男孩的手一顿,眉毛紧紧地皱着,内疚的已经说不出话来。如果不是自己在下坡时得意忘形的回头,不会发现不了松动的包,也就不会出现今天这种事。
“好了萌萌,别说他了,今天是个意外。”女孩的声音很柔和,然后又带点俏皮:“喂,傻瓜奇,这算不算是你给我留下了永远的记号?”
“呼——”男孩深呼吸了一口,收起了所有负面的表情,然后露出一个笑容:“放心吧,我会负责一辈子。”
“哈哈,说的跟啥似得!”星眸女孩笑嘻嘻的拍了男孩的肩膀道:“不幸中的万幸,今天两人都没什么大事。而且你能半空中把她拉回来,这事儿的确做得够爷们。所以,将功赎罪,作为我们的好哥们,你负责把疤弄掉就行了。其他的就不用你负责了,别忘了,虽然在外地,但人家也是有——”
嗡,画面忽然破碎,化作无数毫无意义的乱流在脑海中肆意冲撞,在意识的海洋里卷起了疼痛的风暴。这无可躲避的疼痛是这么的突如其来,又是这么的强烈,仿佛整个灵魂瞬间被穿刺撕裂。
小黑屋中,杨奇忽然睁开眼睛,仰头张嘴就是一声大吼:“啊——!!”吼声在空旷的房间中滚滚回荡绵绵不绝,回音中,杨奇双手抱住头痛苦的倒在床上,半晌之后才稍稍平静下来。喘着粗气流着虚汗,杨奇缓缓坐了起来。

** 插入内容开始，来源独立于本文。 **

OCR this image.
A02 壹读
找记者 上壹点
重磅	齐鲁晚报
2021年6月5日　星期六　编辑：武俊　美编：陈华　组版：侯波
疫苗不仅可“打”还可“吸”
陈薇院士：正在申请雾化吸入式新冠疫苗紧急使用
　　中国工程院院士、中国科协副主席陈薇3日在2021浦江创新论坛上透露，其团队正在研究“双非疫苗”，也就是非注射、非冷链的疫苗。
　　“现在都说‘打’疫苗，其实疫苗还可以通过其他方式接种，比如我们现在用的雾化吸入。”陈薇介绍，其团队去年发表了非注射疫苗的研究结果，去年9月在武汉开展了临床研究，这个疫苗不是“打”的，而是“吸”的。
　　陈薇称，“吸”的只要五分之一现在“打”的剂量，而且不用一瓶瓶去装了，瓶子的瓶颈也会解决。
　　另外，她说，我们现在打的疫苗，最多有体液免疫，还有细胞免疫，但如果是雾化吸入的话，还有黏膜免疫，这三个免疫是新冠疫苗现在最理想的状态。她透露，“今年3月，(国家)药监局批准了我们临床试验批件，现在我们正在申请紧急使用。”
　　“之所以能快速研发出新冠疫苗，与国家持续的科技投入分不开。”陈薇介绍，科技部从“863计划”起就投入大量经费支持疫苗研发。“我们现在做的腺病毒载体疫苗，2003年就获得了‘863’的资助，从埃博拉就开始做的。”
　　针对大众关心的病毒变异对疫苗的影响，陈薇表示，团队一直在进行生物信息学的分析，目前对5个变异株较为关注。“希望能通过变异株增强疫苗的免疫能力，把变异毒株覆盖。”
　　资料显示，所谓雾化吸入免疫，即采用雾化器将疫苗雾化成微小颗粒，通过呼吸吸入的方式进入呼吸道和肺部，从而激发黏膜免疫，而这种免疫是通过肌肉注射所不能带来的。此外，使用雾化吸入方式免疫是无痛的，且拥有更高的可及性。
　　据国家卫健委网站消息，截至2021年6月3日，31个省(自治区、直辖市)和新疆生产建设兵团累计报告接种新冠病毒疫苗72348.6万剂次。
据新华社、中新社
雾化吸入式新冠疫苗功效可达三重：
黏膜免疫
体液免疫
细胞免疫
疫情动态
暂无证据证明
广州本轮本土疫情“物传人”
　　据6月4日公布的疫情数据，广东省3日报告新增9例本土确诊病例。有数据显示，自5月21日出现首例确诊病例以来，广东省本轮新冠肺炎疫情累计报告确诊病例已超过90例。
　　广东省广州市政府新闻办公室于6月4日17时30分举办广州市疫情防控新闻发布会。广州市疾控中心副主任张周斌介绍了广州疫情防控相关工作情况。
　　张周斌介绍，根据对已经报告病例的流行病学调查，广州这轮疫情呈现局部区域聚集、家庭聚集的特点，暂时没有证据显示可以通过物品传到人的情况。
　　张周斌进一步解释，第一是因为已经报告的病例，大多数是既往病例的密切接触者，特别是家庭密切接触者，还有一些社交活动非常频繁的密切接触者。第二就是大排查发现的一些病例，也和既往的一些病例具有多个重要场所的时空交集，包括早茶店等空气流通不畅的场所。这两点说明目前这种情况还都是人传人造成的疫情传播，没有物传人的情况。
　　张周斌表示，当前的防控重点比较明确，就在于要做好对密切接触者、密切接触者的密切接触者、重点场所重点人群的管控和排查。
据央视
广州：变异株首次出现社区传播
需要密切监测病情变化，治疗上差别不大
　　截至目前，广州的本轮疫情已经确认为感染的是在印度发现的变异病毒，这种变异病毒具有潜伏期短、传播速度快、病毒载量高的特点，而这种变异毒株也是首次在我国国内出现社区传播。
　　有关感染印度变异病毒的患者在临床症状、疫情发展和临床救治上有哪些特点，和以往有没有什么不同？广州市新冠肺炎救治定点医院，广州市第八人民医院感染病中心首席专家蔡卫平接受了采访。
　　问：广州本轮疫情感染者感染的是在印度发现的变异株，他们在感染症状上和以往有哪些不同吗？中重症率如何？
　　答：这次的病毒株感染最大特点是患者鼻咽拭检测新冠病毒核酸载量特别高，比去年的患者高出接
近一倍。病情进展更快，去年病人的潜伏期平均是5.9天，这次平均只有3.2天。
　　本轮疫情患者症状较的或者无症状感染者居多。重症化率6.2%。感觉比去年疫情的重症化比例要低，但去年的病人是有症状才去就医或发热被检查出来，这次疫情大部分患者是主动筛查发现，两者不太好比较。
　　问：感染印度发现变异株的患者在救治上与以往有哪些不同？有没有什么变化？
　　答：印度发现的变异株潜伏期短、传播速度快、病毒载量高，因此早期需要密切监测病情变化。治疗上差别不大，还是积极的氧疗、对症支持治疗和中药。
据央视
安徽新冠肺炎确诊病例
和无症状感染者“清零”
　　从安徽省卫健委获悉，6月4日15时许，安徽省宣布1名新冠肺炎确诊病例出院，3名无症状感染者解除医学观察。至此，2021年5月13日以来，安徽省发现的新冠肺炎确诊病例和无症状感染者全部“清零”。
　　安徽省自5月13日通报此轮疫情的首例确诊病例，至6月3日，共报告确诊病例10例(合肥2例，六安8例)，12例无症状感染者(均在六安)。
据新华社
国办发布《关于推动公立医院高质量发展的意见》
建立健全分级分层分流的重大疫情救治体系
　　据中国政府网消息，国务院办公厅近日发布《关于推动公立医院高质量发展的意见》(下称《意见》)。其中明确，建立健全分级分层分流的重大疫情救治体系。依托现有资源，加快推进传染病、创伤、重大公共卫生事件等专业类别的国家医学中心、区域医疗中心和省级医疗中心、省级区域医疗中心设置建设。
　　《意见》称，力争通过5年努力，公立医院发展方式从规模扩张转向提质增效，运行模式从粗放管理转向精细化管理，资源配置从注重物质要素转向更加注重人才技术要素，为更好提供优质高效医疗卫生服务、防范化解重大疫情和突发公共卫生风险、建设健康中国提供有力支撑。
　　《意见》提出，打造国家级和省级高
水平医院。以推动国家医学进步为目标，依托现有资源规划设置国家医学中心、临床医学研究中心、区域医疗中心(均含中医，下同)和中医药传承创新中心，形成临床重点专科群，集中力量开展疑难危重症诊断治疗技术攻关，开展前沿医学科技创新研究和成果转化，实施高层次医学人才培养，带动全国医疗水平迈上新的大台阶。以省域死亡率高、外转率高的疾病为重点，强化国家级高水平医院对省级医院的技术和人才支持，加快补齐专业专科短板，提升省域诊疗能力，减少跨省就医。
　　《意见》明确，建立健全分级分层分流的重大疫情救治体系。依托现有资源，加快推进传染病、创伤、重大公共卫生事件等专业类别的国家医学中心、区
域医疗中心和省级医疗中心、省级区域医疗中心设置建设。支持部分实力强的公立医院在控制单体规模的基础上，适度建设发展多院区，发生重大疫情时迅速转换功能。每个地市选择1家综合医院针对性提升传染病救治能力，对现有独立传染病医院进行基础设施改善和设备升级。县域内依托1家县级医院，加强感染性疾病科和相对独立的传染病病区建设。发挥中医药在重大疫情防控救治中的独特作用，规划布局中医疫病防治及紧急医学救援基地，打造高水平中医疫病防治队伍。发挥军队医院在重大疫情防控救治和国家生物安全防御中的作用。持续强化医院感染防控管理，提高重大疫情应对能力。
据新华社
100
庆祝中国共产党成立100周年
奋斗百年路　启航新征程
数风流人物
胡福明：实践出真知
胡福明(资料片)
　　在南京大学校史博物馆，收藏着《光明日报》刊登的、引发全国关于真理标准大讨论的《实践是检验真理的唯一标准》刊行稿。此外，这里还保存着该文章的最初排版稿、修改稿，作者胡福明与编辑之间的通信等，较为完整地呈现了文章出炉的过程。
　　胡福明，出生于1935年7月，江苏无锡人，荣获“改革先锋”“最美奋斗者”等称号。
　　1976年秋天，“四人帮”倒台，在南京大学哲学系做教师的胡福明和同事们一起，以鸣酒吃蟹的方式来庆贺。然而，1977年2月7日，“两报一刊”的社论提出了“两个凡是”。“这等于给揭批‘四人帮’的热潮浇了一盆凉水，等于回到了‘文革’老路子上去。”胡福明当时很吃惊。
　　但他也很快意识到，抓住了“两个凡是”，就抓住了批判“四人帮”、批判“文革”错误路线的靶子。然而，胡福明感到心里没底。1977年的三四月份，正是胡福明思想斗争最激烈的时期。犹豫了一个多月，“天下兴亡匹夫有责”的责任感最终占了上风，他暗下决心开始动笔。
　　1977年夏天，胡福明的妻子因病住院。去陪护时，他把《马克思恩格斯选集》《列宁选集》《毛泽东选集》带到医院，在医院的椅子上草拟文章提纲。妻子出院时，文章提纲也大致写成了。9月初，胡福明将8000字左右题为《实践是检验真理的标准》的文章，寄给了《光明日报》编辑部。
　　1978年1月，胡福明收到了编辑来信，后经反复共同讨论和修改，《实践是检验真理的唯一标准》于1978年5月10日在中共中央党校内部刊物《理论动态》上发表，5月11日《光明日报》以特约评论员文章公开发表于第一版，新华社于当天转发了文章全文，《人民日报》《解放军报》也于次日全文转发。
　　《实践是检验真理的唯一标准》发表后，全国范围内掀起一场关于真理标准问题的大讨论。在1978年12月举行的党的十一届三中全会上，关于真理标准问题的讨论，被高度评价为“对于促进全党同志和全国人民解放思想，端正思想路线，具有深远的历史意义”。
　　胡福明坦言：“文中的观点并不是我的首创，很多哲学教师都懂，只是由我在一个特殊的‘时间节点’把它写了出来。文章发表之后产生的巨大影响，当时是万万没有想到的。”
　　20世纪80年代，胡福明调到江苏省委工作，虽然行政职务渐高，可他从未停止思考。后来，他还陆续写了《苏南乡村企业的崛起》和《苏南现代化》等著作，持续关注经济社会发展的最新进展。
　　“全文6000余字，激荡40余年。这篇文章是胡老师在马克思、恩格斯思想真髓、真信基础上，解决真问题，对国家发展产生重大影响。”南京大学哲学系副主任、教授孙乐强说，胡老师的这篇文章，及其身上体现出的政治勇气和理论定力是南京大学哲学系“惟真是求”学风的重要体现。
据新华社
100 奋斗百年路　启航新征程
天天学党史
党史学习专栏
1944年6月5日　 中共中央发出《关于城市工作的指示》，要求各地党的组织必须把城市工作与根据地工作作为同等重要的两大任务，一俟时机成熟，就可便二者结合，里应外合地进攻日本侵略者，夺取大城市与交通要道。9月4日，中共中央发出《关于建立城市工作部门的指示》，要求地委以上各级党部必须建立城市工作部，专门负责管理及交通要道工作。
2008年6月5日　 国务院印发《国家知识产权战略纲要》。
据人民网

自嘲的一笑,杨奇喃喃道:“心魔,没想到她竟然成了我的心魔。区区一次小小的情伤,我又不是看不开的人,不应该造成这种情况。看来,我以力扣关的方式存在一些不稳定的地方,在冲击第七轮之前,应该重新把前六轮审视一遍了。”
心魔,一个所有喜欢看小说的人都不陌生的里对心魔的定义都不同,但对杨奇来说,所谓的心魔,就是在深度自省自悟的时候,蹦出来影响你的心念的东西。说白点,其实每个人或多或少都有心魔。那些让我们辗转反侧无法入眠的东西,那些让我们午夜梦回枕边泪湿的东西,那些让我们焦躁不安让我们没食欲的东西,那些就是心魔。
心魔并不神秘也并不遥远,每个人都有。遗憾、后悔、自责、内疚、失落、绝望,这些情绪就是心魔。即便是在普通人身上,这些心魔都可能导致神经衰弱等病症。而在精神力高于常人的高手们身上,心魔的破坏力就更大了。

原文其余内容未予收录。